Sociology, Department of
Date of this Version
2-26-2019
Document Type
Article
Citation
Presented at “Interviewers and Their Effects from a Total Survey Error Perspective Workshop,” University of Nebraska-Lincoln, February 26-28, 2019.
Abstract
Interviewers play a critical role in determining the quality of data collected in face-to-face surveys. Interviewers can have positive effects on recruiting sample members to participate, leading to higher response rates. Conversely, interviewers can have negative effects on the quality of measurement. The literature suggests that interviewers can bias answers when observable characteristics of the interviewer influence the respondent to answer questions a certain way. For example, the sex or race of interviewers may influence respondents’ answers about their own attitudes toward sex or race. However, it is more common for differences in interviewer behavior, such as how questions are asked or how answers are probed, to affect the variability of responses. These differences in interviewer characteristics and behaviors lead to answers that are clustered by the interviewer giving rise to a within interviewer correlation that inflates the estimated variability of survey statistics. The size of this increased variability or interviewer effect is often difficult to estimate in face-to-face surveys since standard estimation techniques assume interpenetrated designs that randomly assign interviewers to areas. Instead, multilevel models that control for respondent and area effects are often used to isolate interviewer effects from area effects in non-interpenetrated designs.

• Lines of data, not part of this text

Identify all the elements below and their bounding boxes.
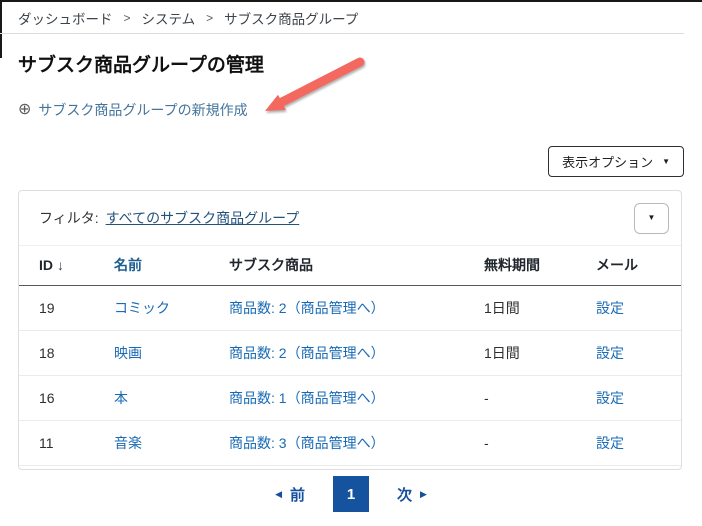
filter-dropdown-button[interactable]: ▼ [634, 202, 669, 234]
window-left-border [0, 0, 2, 58]
filter-value-link[interactable]: すべてのサブスク商品グループ [106, 208, 300, 228]
group-list-panel: フィルタ: すべてのサブスク商品グループ ▼ ID ↓ 名前 サブスク商品 無料期… [18, 190, 682, 470]
group-name-link[interactable]: コミック [114, 300, 170, 316]
column-header-free-period: 無料期間 [484, 246, 596, 286]
right-arrow-icon: ▶ [420, 488, 427, 499]
cell-free-period: - [484, 420, 596, 466]
caret-down-icon: ▼ [647, 213, 656, 222]
breadcrumb-separator: > [206, 11, 214, 25]
table-header-row: ID ↓ 名前 サブスク商品 無料期間 メール [19, 246, 681, 286]
column-header-id-label: ID [39, 257, 53, 274]
cell-free-period: 1日間 [484, 285, 596, 331]
display-options-label: 表示オプション [562, 155, 654, 170]
column-header-name[interactable]: 名前 [114, 246, 229, 286]
pagination-prev-label: 前 [289, 486, 305, 504]
cell-free-period: - [484, 375, 596, 421]
cell-id: 18 [19, 330, 114, 376]
cell-id: 16 [19, 375, 114, 421]
left-arrow-icon: ◀ [275, 488, 282, 499]
products-link[interactable]: 商品数: 2（商品管理へ） [229, 345, 385, 361]
display-options-button[interactable]: 表示オプション ▼ [548, 146, 684, 177]
filter-label: フィルタ: [39, 210, 99, 226]
pagination-next-label: 次 [397, 486, 413, 504]
breadcrumb-item-dashboard[interactable]: ダッシュボード [18, 8, 113, 28]
products-link[interactable]: 商品数: 3（商品管理へ） [229, 435, 385, 451]
column-header-id[interactable]: ID ↓ [19, 246, 114, 286]
create-group-link-label: サブスク商品グループの新規作成 [38, 102, 248, 118]
filter-bar: フィルタ: すべてのサブスク商品グループ ▼ [19, 191, 681, 246]
breadcrumb-separator: > [123, 11, 131, 25]
products-link[interactable]: 商品数: 1（商品管理へ） [229, 390, 385, 406]
breadcrumb-divider [0, 33, 684, 34]
circle-plus-icon: ⊕ [18, 101, 32, 118]
column-header-products: サブスク商品 [229, 246, 484, 286]
cell-id: 11 [19, 420, 114, 466]
breadcrumb-item-system[interactable]: システム [142, 8, 196, 28]
pagination: ◀ 前 1 次 ▶ [0, 476, 702, 512]
pagination-prev[interactable]: ◀ 前 [275, 484, 305, 505]
caret-down-icon: ▼ [662, 156, 670, 166]
table-row: 18 映画 商品数: 2（商品管理へ） 1日間 設定 [19, 330, 681, 376]
table-row: 16 本 商品数: 1（商品管理へ） - 設定 [19, 375, 681, 421]
column-header-mail: メール [596, 246, 681, 286]
group-name-link[interactable]: 音楽 [114, 435, 142, 451]
group-name-link[interactable]: 映画 [114, 345, 142, 361]
breadcrumb: ダッシュボード > システム > サブスク商品グループ [18, 8, 358, 28]
create-group-link[interactable]: ⊕ サブスク商品グループの新規作成 [18, 100, 248, 120]
group-name-link[interactable]: 本 [114, 390, 128, 406]
products-link[interactable]: 商品数: 2（商品管理へ） [229, 300, 385, 316]
breadcrumb-item-current: サブスク商品グループ [224, 12, 359, 27]
pagination-current-page[interactable]: 1 [333, 476, 369, 512]
cell-id: 19 [19, 285, 114, 331]
window-top-border [0, 0, 702, 2]
mail-settings-link[interactable]: 設定 [596, 300, 624, 316]
page-title: サブスク商品グループの管理 [18, 55, 264, 76]
pagination-next[interactable]: 次 ▶ [397, 484, 427, 505]
cell-free-period: 1日間 [484, 330, 596, 376]
mail-settings-link[interactable]: 設定 [596, 390, 624, 406]
table-row: 11 音楽 商品数: 3（商品管理へ） - 設定 [19, 420, 681, 466]
group-table: ID ↓ 名前 サブスク商品 無料期間 メール 19 コミック 商品数: 2（商品… [19, 246, 681, 466]
sort-desc-icon: ↓ [57, 257, 64, 274]
mail-settings-link[interactable]: 設定 [596, 435, 624, 451]
mail-settings-link[interactable]: 設定 [596, 345, 624, 361]
table-row: 19 コミック 商品数: 2（商品管理へ） 1日間 設定 [19, 285, 681, 331]
annotation-arrow-icon [265, 57, 365, 111]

This study uses multilevel models to model interviewer effects in the National Health Interview Survey (NHIS), a large national survey of approximately 35,000 households conducted annually. The NHIS is an entirely interviewer-administered survey conducted primarily face-to-face with some telephone follow-up. Using 2017 data, we begin by estimating multilevel models to compute estimates of interviewer variance across a variety of questions in the NHIS. The goal is to determine the extent to which interviewer variance is present in NHIS estimates. The analysis will include questions that vary by characteristics such as question sensitivity, question length, and response format. The models will include controls for Census demographics within areas to help separate interviewer effects from area effects. The next step in the analysis will attempt to understand the extent to which certain interviewer-level variables can explain the interviewer effects, including how much of the interviewer-level variance is explained by interviewer experience. We also include a measure of the interviewers’ cooperation rates to understand if differences in nonresponse error may explain some of the interviewer-level variance in key survey estimates. Finally, we will include interviewer-level variables such as average pace of the interview to understand how much of the variance may be explained by interviewer behavior. The overall goals of the paper are to 1) understand which questions on the NHIS are most vulnerable to interviewer effects, and 2) explain the relative impact of different potential causes of those effects.